Some groups, including the Wyoming Outdoor Council, have long called for the feedgrounds to be shut down, and the test-and-slaughter plan has only increased their fervor. They want to return to a less intrusive style of elk management.
They also say that if the selective slaughter allows the feedgrounds to keep operating, that could spread chronic wasting disease, a fatal brain malady that is far more dangerous to wildlife than brucellosis is (HCN, 2/16/04: Solving the puzzle of chronic wasting disease: Veterinarian Beth Williams). Fears of that disease increased this fall, when it was discovered in seven deer around Thermopolis. If it reaches the feedgrounds, it would cause an epidemic, killing all the animals it infects, says Robert Hoskins, president of the Dubois Wildlife Association.
Ken Mills, a University of Wyoming veterinary science professor, agrees that the feed-grounds should be closed. At the same time, he thinks the test-and-slaughter effort should be even more aggressive. Anything less, he says, and Wyoming will have a never-ending supply of brucellosis-infected animals.
Rob Shaul, publisher of the Pinedale Roundup, a weekly newspaper, warns that the test-and-slaughter will be "a political disaster. It could be seen by the general public, and especially by many hunters, as a revenge killing by ranchers. And people will see Wyoming Game and Fish killing elk that look perfectly healthy."
The effort highlights "ranchers’ control over the political processes and the Game and Fish departments across the West," says Jon Marvel, head of Idaho-based Western Watersheds Project, a group that often battles the industry over environmental issues. "Any wildlife that interferes in any way with ranching, from prairie dogs to predators, is killed, to avoid any economic impact on ranchers."

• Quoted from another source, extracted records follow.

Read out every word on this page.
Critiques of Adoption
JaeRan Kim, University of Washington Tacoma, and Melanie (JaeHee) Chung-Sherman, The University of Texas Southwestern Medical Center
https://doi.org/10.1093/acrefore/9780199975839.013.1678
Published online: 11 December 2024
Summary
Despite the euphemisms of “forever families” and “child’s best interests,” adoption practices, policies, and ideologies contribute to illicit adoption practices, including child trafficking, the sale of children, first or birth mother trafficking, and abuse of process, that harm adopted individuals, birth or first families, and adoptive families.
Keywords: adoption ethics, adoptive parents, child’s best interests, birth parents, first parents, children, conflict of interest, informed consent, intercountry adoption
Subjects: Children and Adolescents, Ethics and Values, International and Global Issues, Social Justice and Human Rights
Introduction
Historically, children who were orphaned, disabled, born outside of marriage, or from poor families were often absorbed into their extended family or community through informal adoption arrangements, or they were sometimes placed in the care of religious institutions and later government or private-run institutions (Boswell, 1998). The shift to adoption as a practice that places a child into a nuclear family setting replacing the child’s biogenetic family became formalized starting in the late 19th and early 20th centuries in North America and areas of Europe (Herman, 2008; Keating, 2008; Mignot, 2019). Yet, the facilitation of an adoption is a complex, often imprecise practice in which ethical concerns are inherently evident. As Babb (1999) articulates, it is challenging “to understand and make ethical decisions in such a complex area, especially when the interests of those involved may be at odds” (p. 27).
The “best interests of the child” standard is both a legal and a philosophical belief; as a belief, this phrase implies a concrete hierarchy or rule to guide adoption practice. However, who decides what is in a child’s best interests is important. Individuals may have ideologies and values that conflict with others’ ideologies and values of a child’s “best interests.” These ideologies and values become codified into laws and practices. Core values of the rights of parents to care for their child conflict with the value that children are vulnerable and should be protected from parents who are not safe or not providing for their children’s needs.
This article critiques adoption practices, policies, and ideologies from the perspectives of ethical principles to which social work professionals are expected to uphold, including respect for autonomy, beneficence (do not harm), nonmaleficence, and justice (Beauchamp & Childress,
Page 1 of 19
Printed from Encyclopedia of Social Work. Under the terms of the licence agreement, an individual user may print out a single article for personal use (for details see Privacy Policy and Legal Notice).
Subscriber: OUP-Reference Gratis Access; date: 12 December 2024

Two years after the government slaughtered the Jensens’ cattle, the couple continues to suffer financially. They’re buying and breeding a new cattle herd, but because they lost all their heifers in 2003, they have no yearling calves to sell this year. That’s a loss of about $100,000, Marilyn Jensen says.
"It’s going to take years to build our herd back up," she says. "We’re not against the elk or the hunters. We had to get rid of our diseased cattle, so they should get rid of their diseased elk."
But even Doc Jensen doesn’t think the effort will eradicate brucellosis from the local elk herd. "It’ll knock a hell of a hole in it," he says, and that’s a start.
Brodie Farquhar is a freelance writer based in Lander, Wyoming. Ray Ring, HCN's Northern Rockies Editor, based in Bozeman, Montana, contributed to this story.